Relating to graduation requirements for public schools
West Virginia HB 5683 updates high school graduation standards, defining required credits, assessments, and alternative pathways to earn a diploma.
West Virginia HB 5683 updates high school graduation standards, defining required credits, assessments, and alternative pathways to earn a diploma.
HB 5683 (West Virginia, 2026)
Relating to graduation requirements for public schools
Overview
- Purpose: Adjust and clarify the requirements for high school graduation in public schools in West Virginia. The bill outlines criteria, benchmarks, and possible alternative pathways to meet graduation standards.
Key Provisions and Changes
- Graduation Criteria: The bill specifies the core requirements students must satisfy to graduate. This likely includes competencies in core subject areas, credit thresholds, and any statewide assessment or demonstration of readiness.
- Course Credits: Establishes minimum credit hours and/or course sequences needed for a diploma. May address core subject credits (e.g., English, mathematics, science, social studies) and elective credits.
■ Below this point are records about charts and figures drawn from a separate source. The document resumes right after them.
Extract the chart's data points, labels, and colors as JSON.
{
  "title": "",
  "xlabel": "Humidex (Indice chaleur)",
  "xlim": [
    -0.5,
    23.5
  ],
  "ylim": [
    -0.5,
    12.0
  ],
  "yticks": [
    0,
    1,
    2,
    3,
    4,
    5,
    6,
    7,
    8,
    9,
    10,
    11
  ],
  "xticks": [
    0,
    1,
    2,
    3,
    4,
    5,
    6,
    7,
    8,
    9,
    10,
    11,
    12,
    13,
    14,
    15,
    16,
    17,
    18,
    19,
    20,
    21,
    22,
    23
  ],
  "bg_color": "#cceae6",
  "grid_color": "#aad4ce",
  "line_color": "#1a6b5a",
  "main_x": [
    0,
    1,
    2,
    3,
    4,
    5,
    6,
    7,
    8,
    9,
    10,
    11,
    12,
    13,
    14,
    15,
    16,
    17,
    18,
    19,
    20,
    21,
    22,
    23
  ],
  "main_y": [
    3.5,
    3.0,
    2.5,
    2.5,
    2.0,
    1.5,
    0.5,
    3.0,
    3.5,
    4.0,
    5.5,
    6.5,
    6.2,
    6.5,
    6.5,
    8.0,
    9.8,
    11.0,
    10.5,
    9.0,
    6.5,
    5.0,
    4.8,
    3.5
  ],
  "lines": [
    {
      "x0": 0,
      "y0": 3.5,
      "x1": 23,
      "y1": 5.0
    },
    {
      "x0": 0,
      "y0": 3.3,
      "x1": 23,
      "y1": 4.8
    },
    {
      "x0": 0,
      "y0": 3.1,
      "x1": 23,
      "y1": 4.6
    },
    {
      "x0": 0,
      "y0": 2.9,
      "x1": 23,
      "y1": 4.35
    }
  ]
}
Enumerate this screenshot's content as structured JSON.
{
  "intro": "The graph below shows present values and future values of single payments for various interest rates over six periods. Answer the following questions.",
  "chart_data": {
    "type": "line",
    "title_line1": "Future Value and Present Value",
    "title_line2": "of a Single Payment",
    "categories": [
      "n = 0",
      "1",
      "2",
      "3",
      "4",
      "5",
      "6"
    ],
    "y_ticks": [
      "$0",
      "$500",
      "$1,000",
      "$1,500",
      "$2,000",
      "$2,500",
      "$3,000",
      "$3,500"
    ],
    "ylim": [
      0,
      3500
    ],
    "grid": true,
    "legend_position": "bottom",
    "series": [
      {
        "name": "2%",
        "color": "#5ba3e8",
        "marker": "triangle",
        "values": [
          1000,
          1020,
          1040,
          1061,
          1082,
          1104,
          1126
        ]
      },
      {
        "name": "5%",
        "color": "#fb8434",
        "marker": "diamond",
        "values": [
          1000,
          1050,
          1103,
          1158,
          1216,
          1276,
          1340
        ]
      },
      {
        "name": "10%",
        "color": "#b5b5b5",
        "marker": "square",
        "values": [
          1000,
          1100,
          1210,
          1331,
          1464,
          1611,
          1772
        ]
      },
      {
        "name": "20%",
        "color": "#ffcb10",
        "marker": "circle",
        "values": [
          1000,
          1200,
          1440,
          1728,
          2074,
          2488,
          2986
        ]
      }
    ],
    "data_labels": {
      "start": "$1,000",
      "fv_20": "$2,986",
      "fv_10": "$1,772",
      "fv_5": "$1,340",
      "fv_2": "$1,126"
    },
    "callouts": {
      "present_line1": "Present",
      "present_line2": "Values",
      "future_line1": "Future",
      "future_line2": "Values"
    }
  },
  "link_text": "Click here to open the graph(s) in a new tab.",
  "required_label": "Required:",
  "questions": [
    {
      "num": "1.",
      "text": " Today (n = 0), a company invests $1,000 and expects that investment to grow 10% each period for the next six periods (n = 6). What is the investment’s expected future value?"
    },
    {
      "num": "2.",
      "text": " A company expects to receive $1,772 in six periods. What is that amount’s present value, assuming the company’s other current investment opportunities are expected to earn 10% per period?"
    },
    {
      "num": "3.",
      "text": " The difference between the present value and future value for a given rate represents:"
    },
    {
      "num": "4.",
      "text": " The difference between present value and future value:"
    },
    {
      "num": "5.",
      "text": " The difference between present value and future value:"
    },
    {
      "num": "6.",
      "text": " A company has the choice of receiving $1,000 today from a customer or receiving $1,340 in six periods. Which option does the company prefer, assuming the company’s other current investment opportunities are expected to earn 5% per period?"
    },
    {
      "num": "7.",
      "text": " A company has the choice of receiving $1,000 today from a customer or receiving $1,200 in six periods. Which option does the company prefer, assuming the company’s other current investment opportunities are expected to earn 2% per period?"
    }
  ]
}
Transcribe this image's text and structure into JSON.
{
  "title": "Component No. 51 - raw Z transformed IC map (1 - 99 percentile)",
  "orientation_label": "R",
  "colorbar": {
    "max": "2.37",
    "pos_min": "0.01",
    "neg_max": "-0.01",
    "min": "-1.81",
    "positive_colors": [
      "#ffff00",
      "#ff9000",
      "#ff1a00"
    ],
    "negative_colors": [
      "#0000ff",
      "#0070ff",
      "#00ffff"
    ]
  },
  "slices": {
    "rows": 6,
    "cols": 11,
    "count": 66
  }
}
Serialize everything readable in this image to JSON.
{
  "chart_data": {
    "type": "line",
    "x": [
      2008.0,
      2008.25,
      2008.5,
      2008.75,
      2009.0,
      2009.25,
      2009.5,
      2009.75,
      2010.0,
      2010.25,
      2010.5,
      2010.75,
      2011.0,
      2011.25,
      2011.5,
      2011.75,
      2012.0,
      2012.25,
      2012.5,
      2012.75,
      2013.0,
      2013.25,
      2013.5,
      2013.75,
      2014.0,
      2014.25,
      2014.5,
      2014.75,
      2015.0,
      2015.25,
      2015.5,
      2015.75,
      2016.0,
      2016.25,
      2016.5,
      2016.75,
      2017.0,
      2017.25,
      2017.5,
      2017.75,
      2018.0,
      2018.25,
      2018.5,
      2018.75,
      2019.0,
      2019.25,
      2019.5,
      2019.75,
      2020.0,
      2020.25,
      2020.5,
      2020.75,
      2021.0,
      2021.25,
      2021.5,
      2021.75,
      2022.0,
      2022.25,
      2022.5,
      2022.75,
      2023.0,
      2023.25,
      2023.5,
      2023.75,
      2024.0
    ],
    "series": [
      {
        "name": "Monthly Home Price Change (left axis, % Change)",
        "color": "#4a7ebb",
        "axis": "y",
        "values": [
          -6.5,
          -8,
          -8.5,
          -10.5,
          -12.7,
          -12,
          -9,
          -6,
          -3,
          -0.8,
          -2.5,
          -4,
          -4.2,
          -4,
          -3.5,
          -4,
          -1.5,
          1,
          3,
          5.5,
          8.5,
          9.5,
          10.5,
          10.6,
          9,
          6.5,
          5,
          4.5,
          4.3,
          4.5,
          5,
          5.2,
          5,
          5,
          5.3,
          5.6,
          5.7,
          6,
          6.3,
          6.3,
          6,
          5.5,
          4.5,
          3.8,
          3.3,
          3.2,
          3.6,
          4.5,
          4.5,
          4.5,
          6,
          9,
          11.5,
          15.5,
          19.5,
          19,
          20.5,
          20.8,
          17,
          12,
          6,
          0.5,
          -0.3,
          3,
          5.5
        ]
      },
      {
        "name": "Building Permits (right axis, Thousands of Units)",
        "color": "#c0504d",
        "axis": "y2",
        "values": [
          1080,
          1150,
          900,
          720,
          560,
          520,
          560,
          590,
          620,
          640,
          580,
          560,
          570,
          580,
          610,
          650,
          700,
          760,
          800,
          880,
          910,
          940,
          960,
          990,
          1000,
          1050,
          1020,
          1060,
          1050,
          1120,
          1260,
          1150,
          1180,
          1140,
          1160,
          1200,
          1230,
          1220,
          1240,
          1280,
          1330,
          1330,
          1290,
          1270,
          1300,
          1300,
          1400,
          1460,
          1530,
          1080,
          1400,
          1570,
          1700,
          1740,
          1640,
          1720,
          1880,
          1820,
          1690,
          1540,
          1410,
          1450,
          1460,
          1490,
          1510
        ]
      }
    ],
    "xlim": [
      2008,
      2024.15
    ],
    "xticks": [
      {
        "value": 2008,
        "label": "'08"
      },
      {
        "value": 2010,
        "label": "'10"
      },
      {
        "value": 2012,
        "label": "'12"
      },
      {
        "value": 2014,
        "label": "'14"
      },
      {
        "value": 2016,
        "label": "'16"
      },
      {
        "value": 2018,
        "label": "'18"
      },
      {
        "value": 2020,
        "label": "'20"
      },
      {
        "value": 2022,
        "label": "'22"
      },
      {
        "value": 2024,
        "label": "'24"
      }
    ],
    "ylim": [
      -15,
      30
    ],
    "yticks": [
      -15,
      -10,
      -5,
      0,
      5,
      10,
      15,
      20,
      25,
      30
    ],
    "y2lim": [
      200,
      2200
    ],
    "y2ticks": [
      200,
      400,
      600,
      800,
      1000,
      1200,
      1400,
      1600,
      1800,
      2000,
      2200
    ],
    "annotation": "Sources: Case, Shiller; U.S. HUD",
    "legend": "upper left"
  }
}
- Assessments and Demonstrations: Sets rules for assessments that students must pass or demonstrate proficiency in to earn a diploma. Could modify how proficiency is measured or what assessments are required.
- Alternative Pathways: Creates or clarifies options for students who struggle with traditional requirements (e.g., career and technical education pathways, accelerated graduation, or competency-based options).
- Special Populations: Provisions may address students with disabilities, English learners, or students who transfer between districts, ensuring fair graduation opportunities.
- Guidance and Implementation: Specifies timelines for districts to adopt any changes, as well as responsibilities of schools, local boards of education, and the state Department of Education.
Impacted Parties
- Students: Current and future public school students would be subject to the updated graduation requirements, with potential new pathways or options.
- School Districts and Schools: Required to align curricula, credits, and assessment practices with the new rules; may need to adjust scheduling, records, and reporting.
- Parents and Guardians: Affected by any changes to graduation timelines, requirements, or alternative pathways.
- State Department of Education and Local Boards: Responsible for administering the new requirements, providing guidance, and ensuring compliance.
Procedural and Timeline Aspects
- Legislative Process: Introduced in the House on February 26, 2026, originated in House Education, then referred to the Senate Education committee, and progressed with a sequence of readings and amendments.
- Status Timeline:
- 2026-02-26: Introduced in House, referred to Education; Do Pass
- 2026-02-27 to 2026-03-03: Passed through readings and amendments; 3rd reading typically indicates final House approval
- 2026-03-04: Sent to Senate; action ongoing in the Senate Education committee
- Current Step: As of the latest action, the bill has moved from the House to the Senate for consideration and potential passage. Final enactment would require Senate approval and signature.
Sponsor
- Primary sponsor: (House) — Co-sponsor: Chris Toney
Notes
- The bill text appears in the official record, but the provided material includes garbled or non-text content. The summary above reflects typical elements of a graduation requirements bill and the procedural history shown in the action history. For precise language, exact credit totals, specific course requirements, assessment names, and any alternative pathways, the enacted text or committee substitute should be consulted.
If you’d like, I can outline a side-by-side comparison with the current WV graduation requirements or extract any available fiscal or compliance implications once the final text is released.
Compiled from official sources — confirm details with the bill’s official record.